Personal information
- Nationality: Canadian
- Born: 3 April 1996 (age 30) Montreal, Quebec
- Height: 6 ft 0 in (183 cm)
- Weight: 195 lb (88 kg; 13 st 13 lb)

Sport
- Position: Defense / Midfield
- Shoots: Left
- Coached by: McGill University
- NCAA team: Harvard University Johns Hopkins University
- NLL draft: 59th overall, 2020 Philadelphia Wings

Career highlights
- 2018 Big Ten Champion ; Academic All-Big Ten;

= Marc Pion =

Canadian lacrosse player

Marc-Antoine Pion-Frégeau (born 3 April 1996) is a Canadian former professional lacrosse player with the Philadelphia Wings of the National Lacrosse League (NLL). He played collegiately for Harvard University and Johns Hopkins University before being drafted by Philadelphia in the fourth round, 59th overall, in the 2020 NLL Entry Draft.

== Playing career ==

=== Early career ===
Pion was born in Montréal, Quebec, and attended Collège Jean-de-Brebeuf. During international competition, he gained recognition as one of Canada's leading defensemen. He then spent two years at IMG Academy in Bradenton, Florida, where he was named a USA Lacrosse All-American and Under Armour All-American. In 2014, he committed to Harvard University.

=== Collegiate ===
In 2015, Pion joined the Harvard Crimson, becoming the first Québécois NCAA Division I lacrosse player. He was ranked the #51 freshman and #13 defenseman in the nation. After suffering repeated season-ending injuries, he maintained three years of NCAA eligibility.

After Harvard, Pion played two seasons for the Johns Hopkins University Blue Jays, appearing in 14 games and winning the 2018 Big Ten Championship. At Johns Hopkins, he was named a two-time Academic All-Big Ten honoree and Presidential Fellow.

=== Professional ===
Pion was selected in the fourth round, 59th overall by the Philadelphia Wings in the 2020 NLL Entry Draft. He signed an entry-level contract with the Wings in October 2020. He then re-signed with the Wings for a one-year contract in June 2021 and was selected to the Wings' final roster following training camp.

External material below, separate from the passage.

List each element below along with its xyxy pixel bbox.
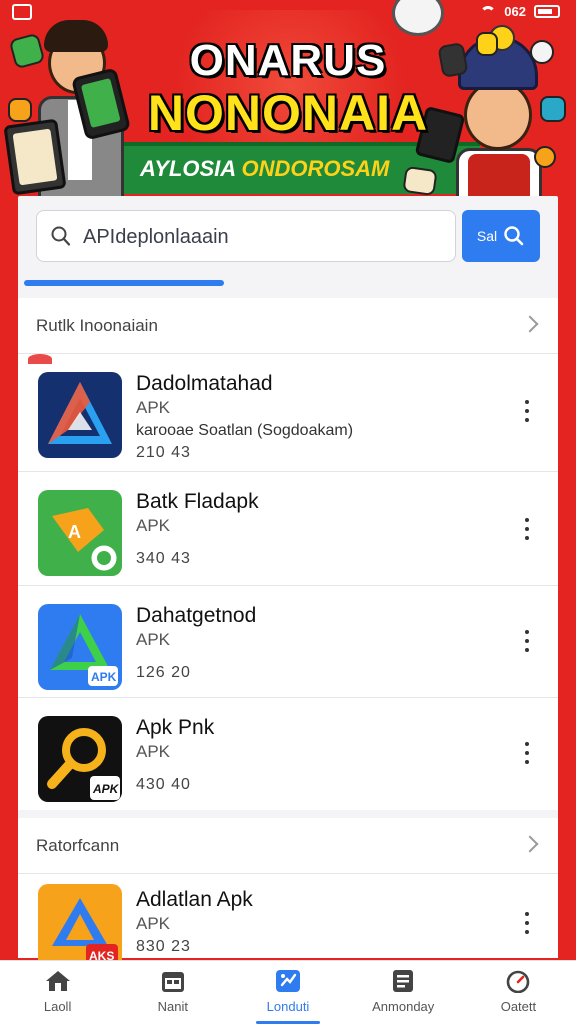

He has served as Assistant Coach of the McGill University men's lacrosse team since 2023.

== Personal life ==
In 2024, it was announced that he was elected a Senior Researcher and Honorary Fellow of the Policy Insights Forum, a Canadian think tank. He also serves as Vice President of Corporate Affairs for NATO's Transatlantic Emerging Leaders program.